A two-class health system is not desirable, but it is better than when the lower “class” can get no care at all. Those working in CHCs, public clinics, and public hospitals, chronically underfunded, rightly bemoan their inability to truly meet the health needs of their patients, but there are many places where even that level of care is simply not available. CHCs may be excellent models for health care delivery for all people, but while we laud and honor those who work in volunteer clinics and public hospitals, we cannot consider this the solution. Martin Luther King, Jr., said “Philanthropy is commendable, but it must not cause the philanthropist to overlook the circumstances of economic injustice which make philanthropy necessary.” (More pithy, Jonathan Kozol: “Charity is not a good substitute for justice.”) We must never stop struggling against this injustice.

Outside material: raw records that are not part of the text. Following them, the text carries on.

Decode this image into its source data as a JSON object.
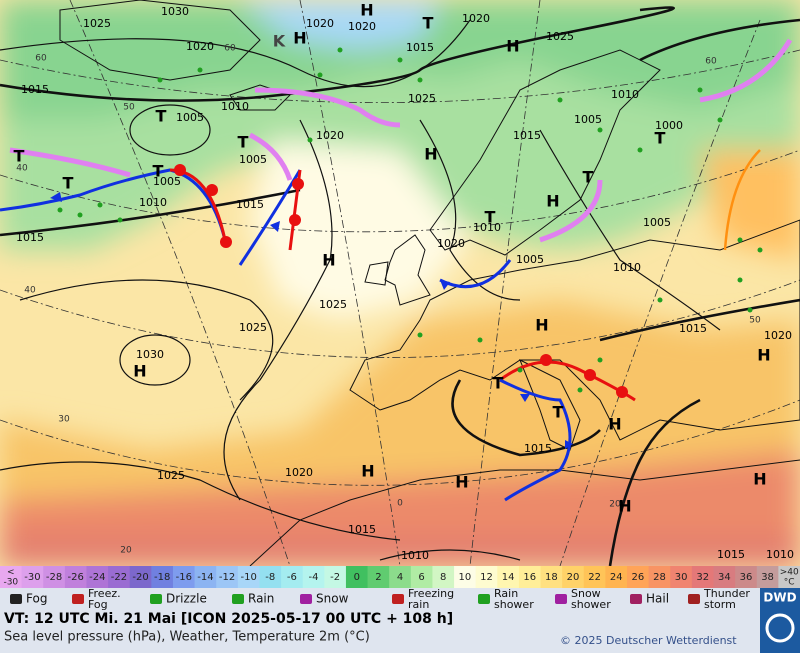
{
  "map": {
    "labels": [
      "1025",
      "1030",
      "H",
      "1020",
      "1020",
      "K",
      "H",
      "T",
      "1020",
      "1025",
      "H",
      "1020",
      "1015",
      "1015",
      "1025",
      "1010",
      "1010",
      "T",
      "1005",
      "1005",
      "1000",
      "1015",
      "1020",
      "T",
      "H",
      "T",
      "1005",
      "T",
      "T",
      "1005",
      "T",
      "T",
      "H",
      "1010",
      "1015",
      "1015",
      "T",
      "1010",
      "1005",
      "1020",
      "1005",
      "H",
      "1010",
      "1025",
      "1025",
      "H",
      "1015",
      "1020",
      "H",
      "1030",
      "H",
      "T",
      "T",
      "1015",
      "H",
      "H",
      "1020",
      "1025",
      "H",
      "H",
      "1015",
      "H",
      "1010",
      "1015",
      "1010"
    ],
    "grid_labels": [
      "60",
      "60",
      "60",
      "50",
      "40",
      "40",
      "30",
      "20",
      "0",
      "20",
      "50"
    ]
  },
  "color_scale": {
    "below": {
      "lines": [
        "<",
        "-30"
      ],
      "color": "#e8a8f0"
    },
    "steps": [
      {
        "label": "-30",
        "color": "#dda0ec"
      },
      {
        "label": "-28",
        "color": "#cf90e4"
      },
      {
        "label": "-26",
        "color": "#c080dc"
      },
      {
        "label": "-24",
        "color": "#ae74d6"
      },
      {
        "label": "-22",
        "color": "#9a6cd2"
      },
      {
        "label": "-20",
        "color": "#7c68cc"
      },
      {
        "label": "-18",
        "color": "#7080e0"
      },
      {
        "label": "-16",
        "color": "#7e9cee"
      },
      {
        "label": "-14",
        "color": "#8cb4f2"
      },
      {
        "label": "-12",
        "color": "#9cc6f6"
      },
      {
        "label": "-10",
        "color": "#a8d6f8"
      },
      {
        "label": "-8",
        "color": "#94e0f0"
      },
      {
        "label": "-6",
        "color": "#a4ecf0"
      },
      {
        "label": "-4",
        "color": "#b4f4ee"
      },
      {
        "label": "-2",
        "color": "#c4f8e4"
      },
      {
        "label": "0",
        "color": "#40c060"
      },
      {
        "label": "2",
        "color": "#60cc70"
      },
      {
        "label": "4",
        "color": "#8cdc8c"
      },
      {
        "label": "6",
        "color": "#b0eca4"
      },
      {
        "label": "8",
        "color": "#d2f6c4"
      },
      {
        "label": "10",
        "color": "#fdfde6"
      },
      {
        "label": "12",
        "color": "#fefcd0"
      },
      {
        "label": "14",
        "color": "#fff6b0"
      },
      {
        "label": "16",
        "color": "#ffee98"
      },
      {
        "label": "18",
        "color": "#ffe080"
      },
      {
        "label": "20",
        "color": "#ffd268"
      },
      {
        "label": "22",
        "color": "#ffc458"
      },
      {
        "label": "24",
        "color": "#ffb450"
      },
      {
        "label": "26",
        "color": "#ffa458"
      },
      {
        "label": "28",
        "color": "#f89464"
      },
      {
        "label": "30",
        "color": "#f08470"
      },
      {
        "label": "32",
        "color": "#e47878"
      },
      {
        "label": "34",
        "color": "#d87c80"
      },
      {
        "label": "36",
        "color": "#cc8a8a"
      },
      {
        "label": "38",
        "color": "#c49c9c"
      }
    ],
    "above": {
      "lines": [
        ">40",
        "°C"
      ],
      "color": "#c8c8c8"
    }
  },
  "legend": [
    {
      "label": [
        "Fog"
      ]
    },
    {
      "label": [
        "Freez.",
        "Fog"
      ]
    },
    {
      "label": [
        "Drizzle"
      ]
    },
    {
      "label": [
        "Rain"
      ]
    },
    {
      "label": [
        "Snow"
      ]
    },
    {
      "label": [
        "Freezing",
        "rain"
      ]
    },
    {
      "label": [
        "Rain",
        "shower"
      ]
    },
    {
      "label": [
        "Snow",
        "shower"
      ]
    },
    {
      "label": [
        "Hail"
      ]
    },
    {
      "label": [
        "Thunder",
        "storm"
      ]
    }
  ],
  "footer": {
    "valid_time": "VT: 12 UTC Mi.  21 Mai [ICON 2025-05-17  00 UTC + 108 h]",
    "description": "Sea level pressure (hPa), Weather, Temperature 2m (°C)",
    "copyright": "© 2025 Deutscher Wetterdienst",
    "logo": "DWD"
  }
}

If we ever achieve a national health system, where financial barriers are eliminated and hospitals and physicians are paid the same for the care of a homeless person as a millionaire, we will be much closer. Sure, some hospitals and doctors will still try to avoid caring for the homeless and poor but then, at least, without the financial disincentive, we can correctly identify them as what they are (? how about “scum”?) Until then, we depend on volunteerism and sacrifice to try – very incompletely – to meet the health needs of our most needy. Tudor Hart’s inverse care law again validated.
[1] US Census Bureau, Historic Poverty Tables, http://www.census.gov/hhes/www/poverty/histpov/hstpov2.html
[2] http://bphc.hrsa.gov/about/legislation/section330.htm
[3] Health Professional Shortage Areas (HPSAs) and Medically Underserved Areas (MUAs) http://ruralhealth.und.edu/pdf/hpsa.pdf
[4] Freeman J, Kruse J “Title VII: Our Loss, Their Pain” Annals of Family Medicine 4:465-466 (2006).